This is March 11, 2015, and the weather in Lancaster County, Pennsylvania has finally warmed to more seasonal temperatures day and night. Time now to start looking for migrating, north-bound flocks of American robins in this area. But I regularly saw three flocks of wintering robins close to home in New Holland in this county this past winter, in spite of the cold wind and snow we've had, though, no doubt, there have been other groups of robins that wintered here. The robins were always handsome, and interesting to see in their congregations in the middle of winter. And each group of robins was accompanied by a few starlings and a handful of cedar waxwings, both of which also eat berries in winter.
Most people think robins go south for the winter and come north in March, but I suspect more robins winter here than we realize. I don't think I ever saw so many wintering American robins in my life as I did in the winter of 2014-2015. And during that harshest of seasons, they mostly eat berries by day and spend nights sheltering in half-grown coniferous trees or thickets of shrubbery that block cold, winter winds.
I found one group of over a hundred robins wintering in the east end of the borough of New Holland. I saw birds of this gathering one warmer winter afternoon running and stopping, running and stopping on a field where they probably were searching for earthworms and other invertebrates. One snowy day, I spotted what were probably the same birds nearby in a group of three, small crab apple trees and on the snow under the trees where they were eating the small, red fruits of those trees and fruit that fell below those trees. The robins were quite the beautiful crowd on the snow while eating the berries. And on another sunny, warmer day, I saw what I took to be the same robins moving across an extensive lawn, again to eat invertebrates.
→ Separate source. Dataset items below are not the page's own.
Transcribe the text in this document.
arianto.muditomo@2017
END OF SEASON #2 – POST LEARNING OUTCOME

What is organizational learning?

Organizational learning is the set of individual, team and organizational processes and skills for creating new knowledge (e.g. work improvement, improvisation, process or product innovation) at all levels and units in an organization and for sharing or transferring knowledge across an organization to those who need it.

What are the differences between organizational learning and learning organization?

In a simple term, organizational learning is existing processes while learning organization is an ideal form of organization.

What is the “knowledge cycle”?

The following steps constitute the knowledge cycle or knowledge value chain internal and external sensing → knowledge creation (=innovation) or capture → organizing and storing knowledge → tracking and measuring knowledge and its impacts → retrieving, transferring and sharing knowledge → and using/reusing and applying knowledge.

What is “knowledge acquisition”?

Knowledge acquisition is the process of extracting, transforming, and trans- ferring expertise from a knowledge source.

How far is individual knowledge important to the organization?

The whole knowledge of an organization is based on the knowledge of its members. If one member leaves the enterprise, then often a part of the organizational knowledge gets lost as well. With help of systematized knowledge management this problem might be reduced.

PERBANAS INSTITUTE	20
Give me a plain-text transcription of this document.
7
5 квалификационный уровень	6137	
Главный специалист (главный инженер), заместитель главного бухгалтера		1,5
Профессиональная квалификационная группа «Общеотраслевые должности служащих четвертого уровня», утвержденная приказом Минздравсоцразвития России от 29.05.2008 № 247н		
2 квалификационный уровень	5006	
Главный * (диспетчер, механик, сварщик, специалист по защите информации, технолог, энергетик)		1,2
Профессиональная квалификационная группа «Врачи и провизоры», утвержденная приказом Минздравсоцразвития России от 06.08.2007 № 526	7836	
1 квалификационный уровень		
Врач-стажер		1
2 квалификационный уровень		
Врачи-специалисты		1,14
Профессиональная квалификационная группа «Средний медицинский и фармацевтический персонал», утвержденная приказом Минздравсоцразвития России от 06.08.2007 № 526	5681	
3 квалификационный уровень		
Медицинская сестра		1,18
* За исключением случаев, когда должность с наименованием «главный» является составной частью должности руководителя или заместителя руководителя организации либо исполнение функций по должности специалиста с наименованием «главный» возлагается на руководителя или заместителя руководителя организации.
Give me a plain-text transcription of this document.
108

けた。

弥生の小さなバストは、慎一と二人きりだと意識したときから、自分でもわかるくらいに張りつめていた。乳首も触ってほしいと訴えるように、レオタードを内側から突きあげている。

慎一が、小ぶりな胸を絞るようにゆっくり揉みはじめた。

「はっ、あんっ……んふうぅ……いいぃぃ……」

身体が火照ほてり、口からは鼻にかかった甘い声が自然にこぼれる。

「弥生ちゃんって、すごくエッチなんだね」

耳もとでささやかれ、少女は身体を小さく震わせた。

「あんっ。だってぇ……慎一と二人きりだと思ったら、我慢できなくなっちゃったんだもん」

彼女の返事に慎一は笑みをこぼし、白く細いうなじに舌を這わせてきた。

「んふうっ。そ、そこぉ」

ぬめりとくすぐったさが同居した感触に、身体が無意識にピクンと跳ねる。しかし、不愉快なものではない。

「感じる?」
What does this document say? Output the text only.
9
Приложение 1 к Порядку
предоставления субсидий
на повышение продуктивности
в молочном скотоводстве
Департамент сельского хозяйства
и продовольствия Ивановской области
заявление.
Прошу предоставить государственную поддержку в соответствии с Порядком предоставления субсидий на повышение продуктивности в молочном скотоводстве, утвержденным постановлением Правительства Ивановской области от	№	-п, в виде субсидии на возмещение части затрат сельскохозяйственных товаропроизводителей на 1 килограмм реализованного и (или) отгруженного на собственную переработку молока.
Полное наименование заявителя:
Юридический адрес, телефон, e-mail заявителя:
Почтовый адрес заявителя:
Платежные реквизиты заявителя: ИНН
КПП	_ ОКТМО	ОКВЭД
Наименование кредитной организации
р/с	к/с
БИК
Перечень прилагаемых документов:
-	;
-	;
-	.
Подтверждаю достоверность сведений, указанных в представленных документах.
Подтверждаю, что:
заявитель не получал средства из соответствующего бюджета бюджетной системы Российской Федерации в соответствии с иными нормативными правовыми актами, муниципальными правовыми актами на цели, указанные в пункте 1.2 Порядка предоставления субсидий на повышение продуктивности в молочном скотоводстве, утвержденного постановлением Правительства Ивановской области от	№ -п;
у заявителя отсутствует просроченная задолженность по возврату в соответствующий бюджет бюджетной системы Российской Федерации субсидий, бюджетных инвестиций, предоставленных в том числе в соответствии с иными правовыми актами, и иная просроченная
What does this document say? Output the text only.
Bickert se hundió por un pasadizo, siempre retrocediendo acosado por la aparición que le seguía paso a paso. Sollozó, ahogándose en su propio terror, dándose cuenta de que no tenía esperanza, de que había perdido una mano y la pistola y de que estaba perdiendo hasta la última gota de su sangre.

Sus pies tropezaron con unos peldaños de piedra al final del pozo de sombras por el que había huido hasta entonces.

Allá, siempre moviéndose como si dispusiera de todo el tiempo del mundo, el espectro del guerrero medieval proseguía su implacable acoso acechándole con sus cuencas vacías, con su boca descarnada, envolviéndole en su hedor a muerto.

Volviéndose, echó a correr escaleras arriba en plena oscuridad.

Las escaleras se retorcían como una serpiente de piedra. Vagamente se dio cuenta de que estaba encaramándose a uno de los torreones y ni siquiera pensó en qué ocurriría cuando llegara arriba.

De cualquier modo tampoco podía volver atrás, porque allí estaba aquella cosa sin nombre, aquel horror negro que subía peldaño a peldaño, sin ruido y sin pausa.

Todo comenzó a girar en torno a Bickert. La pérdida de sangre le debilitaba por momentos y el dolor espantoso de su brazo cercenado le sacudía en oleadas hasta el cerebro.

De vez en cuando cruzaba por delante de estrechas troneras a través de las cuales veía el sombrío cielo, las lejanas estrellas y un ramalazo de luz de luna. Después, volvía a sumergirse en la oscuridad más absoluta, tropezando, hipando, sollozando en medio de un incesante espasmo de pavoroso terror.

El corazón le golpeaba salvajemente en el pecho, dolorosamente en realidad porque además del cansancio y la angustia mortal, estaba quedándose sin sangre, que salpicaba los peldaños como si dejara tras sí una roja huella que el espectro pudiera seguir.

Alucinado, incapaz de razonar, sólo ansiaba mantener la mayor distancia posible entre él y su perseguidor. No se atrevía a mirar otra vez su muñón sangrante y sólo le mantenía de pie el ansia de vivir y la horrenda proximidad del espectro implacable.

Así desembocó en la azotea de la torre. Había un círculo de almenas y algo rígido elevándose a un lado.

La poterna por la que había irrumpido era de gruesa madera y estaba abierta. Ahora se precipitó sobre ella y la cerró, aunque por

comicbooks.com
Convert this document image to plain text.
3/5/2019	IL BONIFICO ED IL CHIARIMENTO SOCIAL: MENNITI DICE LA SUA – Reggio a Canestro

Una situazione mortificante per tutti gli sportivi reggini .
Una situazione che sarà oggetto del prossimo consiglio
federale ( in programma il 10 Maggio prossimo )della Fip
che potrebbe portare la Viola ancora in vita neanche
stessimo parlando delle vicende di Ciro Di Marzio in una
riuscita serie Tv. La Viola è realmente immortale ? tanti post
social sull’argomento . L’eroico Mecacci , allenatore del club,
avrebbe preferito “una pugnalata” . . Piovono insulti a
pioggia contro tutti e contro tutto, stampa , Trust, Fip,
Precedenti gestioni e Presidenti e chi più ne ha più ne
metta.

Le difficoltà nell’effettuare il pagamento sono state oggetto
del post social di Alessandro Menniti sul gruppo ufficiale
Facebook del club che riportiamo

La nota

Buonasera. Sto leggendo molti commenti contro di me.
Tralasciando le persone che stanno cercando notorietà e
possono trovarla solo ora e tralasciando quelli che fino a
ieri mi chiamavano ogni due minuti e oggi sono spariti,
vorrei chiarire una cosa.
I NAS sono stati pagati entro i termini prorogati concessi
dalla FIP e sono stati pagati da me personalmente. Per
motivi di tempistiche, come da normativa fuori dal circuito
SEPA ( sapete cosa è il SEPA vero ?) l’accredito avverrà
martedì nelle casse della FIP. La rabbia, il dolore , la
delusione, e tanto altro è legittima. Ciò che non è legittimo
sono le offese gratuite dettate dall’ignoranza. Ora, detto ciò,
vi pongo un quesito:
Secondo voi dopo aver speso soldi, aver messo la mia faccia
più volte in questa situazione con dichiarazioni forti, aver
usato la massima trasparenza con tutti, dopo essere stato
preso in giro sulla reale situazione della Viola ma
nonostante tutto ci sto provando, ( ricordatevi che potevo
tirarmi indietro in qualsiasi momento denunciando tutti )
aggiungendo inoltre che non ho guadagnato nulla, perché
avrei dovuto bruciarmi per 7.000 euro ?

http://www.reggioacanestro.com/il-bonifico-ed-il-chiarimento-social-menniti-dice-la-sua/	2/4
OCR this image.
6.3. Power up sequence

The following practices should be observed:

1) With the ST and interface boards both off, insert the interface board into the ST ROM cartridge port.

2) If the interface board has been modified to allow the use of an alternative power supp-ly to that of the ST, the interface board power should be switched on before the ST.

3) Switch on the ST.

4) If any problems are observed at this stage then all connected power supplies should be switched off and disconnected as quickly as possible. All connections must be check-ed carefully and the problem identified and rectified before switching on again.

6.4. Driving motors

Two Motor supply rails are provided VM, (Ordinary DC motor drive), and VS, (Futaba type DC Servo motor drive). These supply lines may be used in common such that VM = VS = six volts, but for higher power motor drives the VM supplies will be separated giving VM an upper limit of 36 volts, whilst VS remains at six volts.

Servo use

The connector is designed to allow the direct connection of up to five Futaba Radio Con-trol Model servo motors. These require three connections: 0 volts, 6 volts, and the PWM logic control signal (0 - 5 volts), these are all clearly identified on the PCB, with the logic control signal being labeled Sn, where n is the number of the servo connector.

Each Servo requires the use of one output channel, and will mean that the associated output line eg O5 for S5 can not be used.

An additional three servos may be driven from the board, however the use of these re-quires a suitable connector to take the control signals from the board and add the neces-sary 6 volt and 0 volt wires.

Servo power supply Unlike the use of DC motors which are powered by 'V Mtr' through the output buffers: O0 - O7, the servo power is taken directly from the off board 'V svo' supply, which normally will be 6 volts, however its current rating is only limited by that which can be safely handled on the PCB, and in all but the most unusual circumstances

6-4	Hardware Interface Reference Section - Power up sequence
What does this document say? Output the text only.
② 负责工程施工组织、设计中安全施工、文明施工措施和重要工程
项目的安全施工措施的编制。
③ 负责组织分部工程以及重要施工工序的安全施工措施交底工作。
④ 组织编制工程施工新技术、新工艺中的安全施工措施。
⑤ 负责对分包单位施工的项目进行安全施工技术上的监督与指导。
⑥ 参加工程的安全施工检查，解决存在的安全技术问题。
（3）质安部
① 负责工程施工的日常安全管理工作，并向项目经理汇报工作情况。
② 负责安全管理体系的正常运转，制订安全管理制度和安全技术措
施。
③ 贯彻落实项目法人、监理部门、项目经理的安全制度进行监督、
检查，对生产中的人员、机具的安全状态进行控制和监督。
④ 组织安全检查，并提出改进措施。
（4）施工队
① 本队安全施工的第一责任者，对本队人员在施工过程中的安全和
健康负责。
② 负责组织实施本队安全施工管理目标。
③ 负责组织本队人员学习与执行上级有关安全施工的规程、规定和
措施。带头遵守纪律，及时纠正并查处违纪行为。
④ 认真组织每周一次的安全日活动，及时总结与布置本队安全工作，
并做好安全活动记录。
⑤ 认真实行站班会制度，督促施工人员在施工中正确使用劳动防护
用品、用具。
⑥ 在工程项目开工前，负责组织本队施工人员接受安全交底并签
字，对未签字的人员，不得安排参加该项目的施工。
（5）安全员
Another flock of nearly a hundred American robins seemed to be "stationed" in a 20-acre, half-grown stand of red juniper trees, with a few American holly trees mixed in, in farmland about a mile south of New Holland. Hollies have red berries that robins eat and the junipers have berry-like, pale-blue cones that robins ingest as well. The robins there were eating the holly berries and juniper cones, but were also going to a nearby field on warmer afternoons where they ran and stopped, ran and stopped in their quest for invertebrates. Almost without doubt, those robins spent winter nights in the wind-breaking junipers.
The third gathering of wintering robins was in farmland with hedgerows and thickets a few miles northwest of New Holland. That group of close to a hundred birds often consumed the red fruits from a large crab apple tree near a road. Sometimes the snow cover under that tree was crowded with feeding robins. They were a striking, exciting sight.
Next winter, or a succeeding one, watch for wintering American robins. They are more prevalent in the north than most people realize. And the wintering robins' numbers are bolstered in March by north-bound relatives that wintered farther south. By the end of March, male robins are singing to establish nesting territories and attract mates to raise young.